In the current study we have determined the levels and patterns of anti-TB drug resistance to the two key anti-tuberculosis drugs (rifampin and isoniazid) in M. tuberculosis strains isolated from patients from the rural setting of Mbarara, South-Western Uganda, using a line probe technique, the commercially available GenoType® MTBDRplus assay. This technique may thus prove suitable for use in a majority of diagnostic laboratories in TB endemic countries which do not have the capacity to undertake culture and drug susceptibility testing of M. tuberculosis.
We found resistance to isoniazid and rifampicin, to be 3.2% and 5.6% respectively, while MDR was 1.6% (2/125). Our result show differences compared with findings that were obtained in a previous National anti-tuberculosis drug resistance survey in Uganda of 1996-97 that indicated a primary resistance to isoniazid of 6.7%, that to rifampicin at 0.8%, and MDR of 0.5% . More recently, a study in Peri-urban Kampala showed resistance to isoniazid of 8.1%, rifampicin resistance of 4.4% and MDR was found to be 4.4% . These differences may probably be due to sampling strategy employed in each study. While the National survey randomly sampled districts in Uganda, the peri-urban study in Kampala looked at a single division known to be the second most TB burdened in the city, while the current study sampled patients from various villages of a rural district in western Uganda. Whereas it is generally known that resistance to rifampicin is a surrogate marker for MDRTB, this study observed a high rate of monoresistance to rifampicin. The low sensitivity of the assay for detection of isoniazid resistance is likely due to the fact that the assay targets only katG315 mutations while isoniazid resistance in M. tuberculosis strains could also involve mutations in other katG gene regions or in other loci. For example, mutations in the inhA promoter region occur in 15% to 35% of INH-resistant M. tuberculosis strains from some geographical locations. Another interesting observation was a higher rate of resistance amongst female patients (6/50; 12%) compared to males (2/75; 2.7%), although not quite reaching significance. This might be related to health seeking behavior, with prolonged delays in female patients (probably due to lack of control of financial resources at household levels) as has been observed by Oola  in Mukono district, another rural setting in Central Uganda.

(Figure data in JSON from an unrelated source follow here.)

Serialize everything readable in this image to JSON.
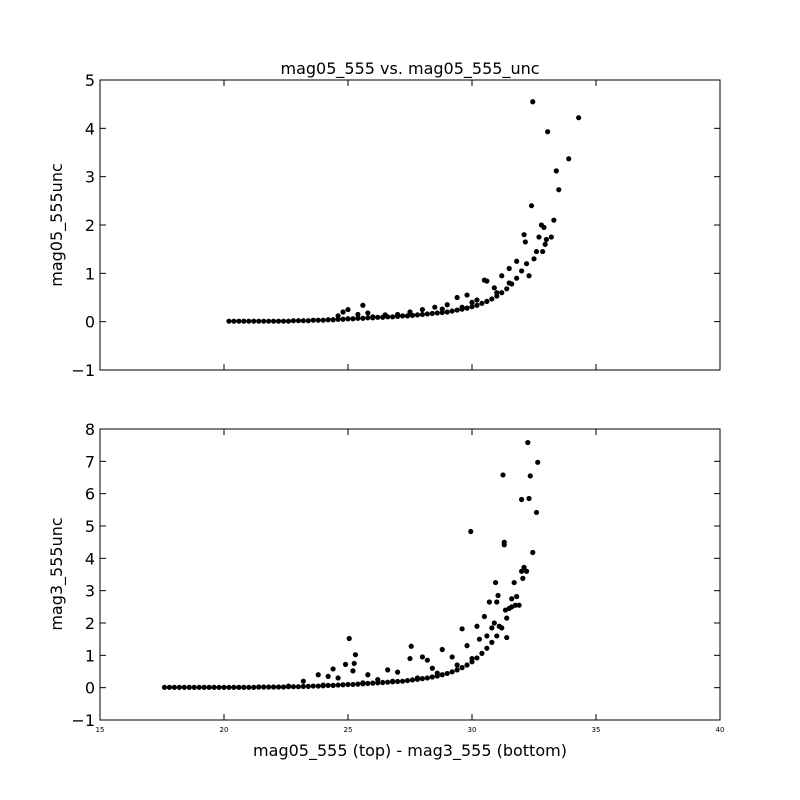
{
  "chart_data": [
    {
      "type": "scatter",
      "title": "mag05_555 vs. mag05_555_unc",
      "ylabel": "mag05_555unc",
      "xlim": [
        15,
        40
      ],
      "ylim": [
        -1,
        5
      ],
      "yticks": [
        "−1",
        "0",
        "1",
        "2",
        "3",
        "4",
        "5"
      ],
      "ytick_values": [
        -1,
        0,
        1,
        2,
        3,
        4,
        5
      ],
      "show_xtick_labels": false,
      "xtick_values": [
        15,
        20,
        25,
        30,
        35,
        40
      ],
      "grid": false,
      "marker_color": "#000000",
      "points": [
        [
          20.2,
          0.01
        ],
        [
          20.4,
          0.01
        ],
        [
          20.6,
          0.01
        ],
        [
          20.8,
          0.01
        ],
        [
          21.0,
          0.01
        ],
        [
          21.2,
          0.01
        ],
        [
          21.4,
          0.01
        ],
        [
          21.6,
          0.01
        ],
        [
          21.8,
          0.01
        ],
        [
          22.0,
          0.01
        ],
        [
          22.2,
          0.01
        ],
        [
          22.4,
          0.01
        ],
        [
          22.6,
          0.01
        ],
        [
          22.8,
          0.02
        ],
        [
          23.0,
          0.02
        ],
        [
          23.2,
          0.02
        ],
        [
          23.4,
          0.02
        ],
        [
          23.6,
          0.03
        ],
        [
          23.8,
          0.03
        ],
        [
          24.0,
          0.03
        ],
        [
          24.2,
          0.04
        ],
        [
          24.4,
          0.04
        ],
        [
          24.6,
          0.05
        ],
        [
          24.8,
          0.05
        ],
        [
          25.0,
          0.06
        ],
        [
          25.2,
          0.06
        ],
        [
          25.4,
          0.07
        ],
        [
          25.6,
          0.07
        ],
        [
          25.8,
          0.08
        ],
        [
          26.0,
          0.08
        ],
        [
          26.2,
          0.09
        ],
        [
          26.4,
          0.09
        ],
        [
          26.6,
          0.1
        ],
        [
          26.8,
          0.1
        ],
        [
          27.0,
          0.11
        ],
        [
          27.2,
          0.12
        ],
        [
          27.4,
          0.12
        ],
        [
          27.6,
          0.13
        ],
        [
          27.8,
          0.14
        ],
        [
          28.0,
          0.15
        ],
        [
          28.2,
          0.16
        ],
        [
          28.4,
          0.17
        ],
        [
          28.6,
          0.18
        ],
        [
          28.8,
          0.19
        ],
        [
          29.0,
          0.2
        ],
        [
          29.2,
          0.22
        ],
        [
          29.4,
          0.24
        ],
        [
          29.6,
          0.26
        ],
        [
          29.8,
          0.28
        ],
        [
          30.0,
          0.31
        ],
        [
          30.2,
          0.34
        ],
        [
          30.4,
          0.38
        ],
        [
          30.6,
          0.42
        ],
        [
          30.8,
          0.47
        ],
        [
          31.0,
          0.53
        ],
        [
          31.2,
          0.6
        ],
        [
          31.4,
          0.68
        ],
        [
          31.6,
          0.78
        ],
        [
          31.8,
          0.9
        ],
        [
          32.0,
          1.05
        ],
        [
          24.6,
          0.12
        ],
        [
          24.8,
          0.2
        ],
        [
          25.0,
          0.25
        ],
        [
          25.4,
          0.15
        ],
        [
          25.6,
          0.34
        ],
        [
          25.8,
          0.18
        ],
        [
          26.5,
          0.14
        ],
        [
          27.5,
          0.2
        ],
        [
          28.0,
          0.25
        ],
        [
          28.5,
          0.3
        ],
        [
          29.0,
          0.35
        ],
        [
          29.4,
          0.5
        ],
        [
          29.8,
          0.55
        ],
        [
          30.2,
          0.45
        ],
        [
          30.5,
          0.86
        ],
        [
          30.6,
          0.84
        ],
        [
          30.9,
          0.7
        ],
        [
          31.2,
          0.95
        ],
        [
          31.5,
          1.1
        ],
        [
          31.8,
          1.25
        ],
        [
          32.1,
          1.8
        ],
        [
          32.15,
          1.65
        ],
        [
          32.2,
          1.2
        ],
        [
          32.3,
          0.95
        ],
        [
          32.4,
          2.4
        ],
        [
          32.5,
          1.3
        ],
        [
          32.6,
          1.45
        ],
        [
          32.7,
          1.75
        ],
        [
          32.8,
          2.0
        ],
        [
          32.9,
          1.95
        ],
        [
          32.85,
          1.45
        ],
        [
          32.95,
          1.6
        ],
        [
          33.0,
          1.7
        ],
        [
          33.2,
          1.75
        ],
        [
          33.3,
          2.1
        ],
        [
          33.4,
          3.12
        ],
        [
          33.5,
          2.73
        ],
        [
          33.9,
          3.37
        ],
        [
          33.05,
          3.93
        ],
        [
          32.45,
          4.55
        ],
        [
          34.3,
          4.22
        ],
        [
          31.5,
          0.8
        ],
        [
          31.0,
          0.6
        ],
        [
          30.0,
          0.4
        ],
        [
          29.6,
          0.3
        ],
        [
          28.8,
          0.26
        ],
        [
          27.0,
          0.15
        ],
        [
          26.0,
          0.1
        ]
      ]
    },
    {
      "type": "scatter",
      "title": "",
      "xlabel": "mag05_555 (top) - mag3_555 (bottom)",
      "ylabel": "mag3_555unc",
      "xlim": [
        15,
        40
      ],
      "ylim": [
        -1,
        8
      ],
      "xticks": [
        "15",
        "20",
        "25",
        "30",
        "35",
        "40"
      ],
      "xtick_values": [
        15,
        20,
        25,
        30,
        35,
        40
      ],
      "yticks": [
        "−1",
        "0",
        "1",
        "2",
        "3",
        "4",
        "5",
        "6",
        "7",
        "8"
      ],
      "ytick_values": [
        -1,
        0,
        1,
        2,
        3,
        4,
        5,
        6,
        7,
        8
      ],
      "grid": false,
      "marker_color": "#000000",
      "points": [
        [
          17.6,
          0.01
        ],
        [
          17.8,
          0.01
        ],
        [
          18.0,
          0.01
        ],
        [
          18.2,
          0.01
        ],
        [
          18.4,
          0.01
        ],
        [
          18.6,
          0.01
        ],
        [
          18.8,
          0.01
        ],
        [
          19.0,
          0.01
        ],
        [
          19.2,
          0.01
        ],
        [
          19.4,
          0.01
        ],
        [
          19.6,
          0.01
        ],
        [
          19.8,
          0.01
        ],
        [
          20.0,
          0.01
        ],
        [
          20.2,
          0.01
        ],
        [
          20.4,
          0.01
        ],
        [
          20.6,
          0.01
        ],
        [
          20.8,
          0.01
        ],
        [
          21.0,
          0.01
        ],
        [
          21.2,
          0.01
        ],
        [
          21.4,
          0.02
        ],
        [
          21.6,
          0.02
        ],
        [
          21.8,
          0.02
        ],
        [
          22.0,
          0.02
        ],
        [
          22.2,
          0.02
        ],
        [
          22.4,
          0.02
        ],
        [
          22.6,
          0.03
        ],
        [
          22.8,
          0.03
        ],
        [
          23.0,
          0.03
        ],
        [
          23.2,
          0.04
        ],
        [
          23.4,
          0.04
        ],
        [
          23.6,
          0.05
        ],
        [
          23.8,
          0.05
        ],
        [
          24.0,
          0.06
        ],
        [
          24.2,
          0.07
        ],
        [
          24.4,
          0.07
        ],
        [
          24.6,
          0.08
        ],
        [
          24.8,
          0.09
        ],
        [
          25.0,
          0.1
        ],
        [
          25.2,
          0.1
        ],
        [
          25.4,
          0.11
        ],
        [
          25.6,
          0.12
        ],
        [
          25.8,
          0.13
        ],
        [
          26.0,
          0.14
        ],
        [
          26.2,
          0.15
        ],
        [
          26.4,
          0.16
        ],
        [
          26.6,
          0.17
        ],
        [
          26.8,
          0.18
        ],
        [
          27.0,
          0.19
        ],
        [
          27.2,
          0.2
        ],
        [
          27.4,
          0.22
        ],
        [
          27.6,
          0.24
        ],
        [
          27.8,
          0.26
        ],
        [
          28.0,
          0.28
        ],
        [
          28.2,
          0.3
        ],
        [
          28.4,
          0.33
        ],
        [
          28.6,
          0.36
        ],
        [
          28.8,
          0.4
        ],
        [
          29.0,
          0.44
        ],
        [
          29.2,
          0.49
        ],
        [
          29.4,
          0.55
        ],
        [
          29.6,
          0.62
        ],
        [
          29.8,
          0.7
        ],
        [
          30.0,
          0.8
        ],
        [
          30.2,
          0.92
        ],
        [
          30.4,
          1.06
        ],
        [
          30.6,
          1.22
        ],
        [
          30.8,
          1.4
        ],
        [
          31.0,
          1.6
        ],
        [
          31.2,
          1.85
        ],
        [
          31.4,
          2.15
        ],
        [
          23.2,
          0.2
        ],
        [
          23.8,
          0.4
        ],
        [
          24.2,
          0.35
        ],
        [
          24.4,
          0.58
        ],
        [
          24.6,
          0.3
        ],
        [
          24.9,
          0.72
        ],
        [
          25.05,
          1.52
        ],
        [
          25.2,
          0.52
        ],
        [
          25.25,
          0.75
        ],
        [
          25.3,
          1.02
        ],
        [
          25.8,
          0.4
        ],
        [
          26.2,
          0.25
        ],
        [
          26.6,
          0.55
        ],
        [
          27.0,
          0.48
        ],
        [
          27.5,
          0.9
        ],
        [
          27.55,
          1.28
        ],
        [
          28.0,
          0.95
        ],
        [
          28.2,
          0.85
        ],
        [
          28.4,
          0.6
        ],
        [
          28.8,
          1.18
        ],
        [
          29.2,
          0.95
        ],
        [
          29.6,
          1.82
        ],
        [
          29.8,
          1.3
        ],
        [
          29.95,
          4.83
        ],
        [
          30.2,
          1.9
        ],
        [
          30.3,
          1.5
        ],
        [
          30.5,
          2.2
        ],
        [
          30.7,
          2.65
        ],
        [
          30.8,
          1.85
        ],
        [
          30.9,
          2.0
        ],
        [
          30.95,
          3.25
        ],
        [
          31.0,
          2.65
        ],
        [
          31.05,
          2.85
        ],
        [
          31.25,
          6.58
        ],
        [
          31.3,
          4.5
        ],
        [
          31.3,
          4.42
        ],
        [
          31.35,
          2.4
        ],
        [
          31.4,
          1.55
        ],
        [
          31.5,
          2.45
        ],
        [
          31.6,
          2.75
        ],
        [
          31.7,
          3.25
        ],
        [
          31.75,
          2.55
        ],
        [
          31.8,
          2.82
        ],
        [
          31.9,
          2.55
        ],
        [
          32.0,
          3.6
        ],
        [
          32.05,
          3.38
        ],
        [
          32.1,
          3.72
        ],
        [
          32.2,
          3.6
        ],
        [
          32.0,
          5.82
        ],
        [
          32.25,
          7.58
        ],
        [
          32.3,
          5.85
        ],
        [
          32.35,
          6.55
        ],
        [
          32.45,
          4.18
        ],
        [
          32.6,
          5.42
        ],
        [
          32.65,
          6.97
        ],
        [
          31.6,
          2.5
        ],
        [
          31.1,
          1.9
        ],
        [
          30.6,
          1.6
        ],
        [
          30.0,
          0.9
        ],
        [
          29.4,
          0.7
        ],
        [
          28.6,
          0.45
        ],
        [
          27.8,
          0.3
        ],
        [
          26.8,
          0.2
        ],
        [
          25.6,
          0.15
        ],
        [
          24.0,
          0.08
        ],
        [
          22.6,
          0.05
        ]
      ]
    }
  ]
}
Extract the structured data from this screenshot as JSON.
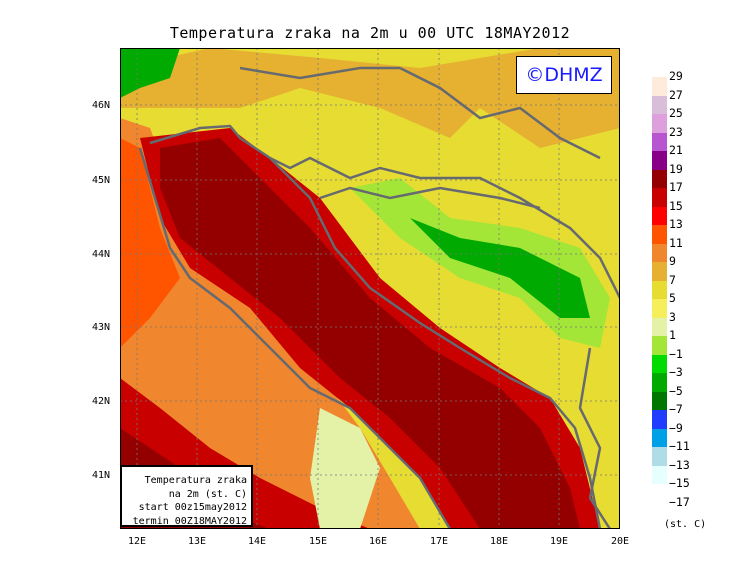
{
  "title": "Temperatura zraka na 2m u 00 UTC 18MAY2012",
  "logo": "©DHMZ",
  "lat_labels": [
    "46N",
    "45N",
    "44N",
    "43N",
    "42N",
    "41N"
  ],
  "lon_labels": [
    "12E",
    "13E",
    "14E",
    "15E",
    "16E",
    "17E",
    "18E",
    "19E",
    "20E"
  ],
  "info_box": [
    "Temperatura zraka",
    "na 2m (st. C)",
    "start 00z15may2012",
    "termin 00Z18MAY2012"
  ],
  "legend": {
    "labels": [
      "29",
      "27",
      "25",
      "23",
      "21",
      "19",
      "17",
      "15",
      "13",
      "11",
      "9",
      "7",
      "5",
      "3",
      "1",
      "−1",
      "−3",
      "−5",
      "−7",
      "−9",
      "−11",
      "−13",
      "−15",
      "−17"
    ],
    "colors": [
      "#ffebda",
      "#d8bed8",
      "#dea0dc",
      "#b855d0",
      "#880088",
      "#940000",
      "#c80000",
      "#ff0000",
      "#ff5500",
      "#f0862e",
      "#e6b030",
      "#e6dc32",
      "#f5ef5c",
      "#e3f2a6",
      "#a3e637",
      "#00dc00",
      "#00aa00",
      "#007800",
      "#1f3cff",
      "#00a0e6",
      "#afdce6",
      "#e6ffff"
    ],
    "units": "(st. C)"
  }
}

Studies from neighbouring East African countries show varied results. In the only recorded study in Rwanda, resistance to isoniazid was found at 6.2%, that to rifampicin was 3.9% with all rifampicin resistant isolates being multidrug-resistant . In northern Tanzania, on the other hand, a study of 111 isolates showed that 9.9% were resistant to isoniazid, 2.7% to rifampicin, while MDR was 2.7% . Generally, the drug resistance rates in the current study are fairly within the range of those found in previous studies both in-country and around the region. However there is evidence of an increase in the MDR rate in Uganda in the last two studies compared to the first National survey albeit on a smaller sample. Although a number of patients were not tested for HIV and could be dually infected, two thirds of those tested were co-infected with both HIV and TB, and this is a common trend in sub Saharan Africa .
In the sample analyzed, GenoType® MTBDRplus results indicated one isolate resistant to rifampicin having a double pattern (positive hybridization with mutant and wild type probes), while all four isoniazid resistant strains showed double patterns (three in the KatG probes and the other in the inhA probes). The double patterns are thought to be due to heteroresistance, i.e simultaneous presence of both drug resistant and susceptible TB bacilli in samples as has been hypothesized elsewhere . It has also been reported that heteroresistance is an important factor which can affect the accuracy and reliability of drug susceptibility testing results by line probe assays and maybe a reason for double patterns on GenoType® MTBDRplus membranes [7, 19]. Heteroresistance is more likely to occur in high TB incidence areas and in cultures isolated from chronic patients as they have more opportunity to become infected with various populations of mycobacteria  as is the likely scenario in our setting.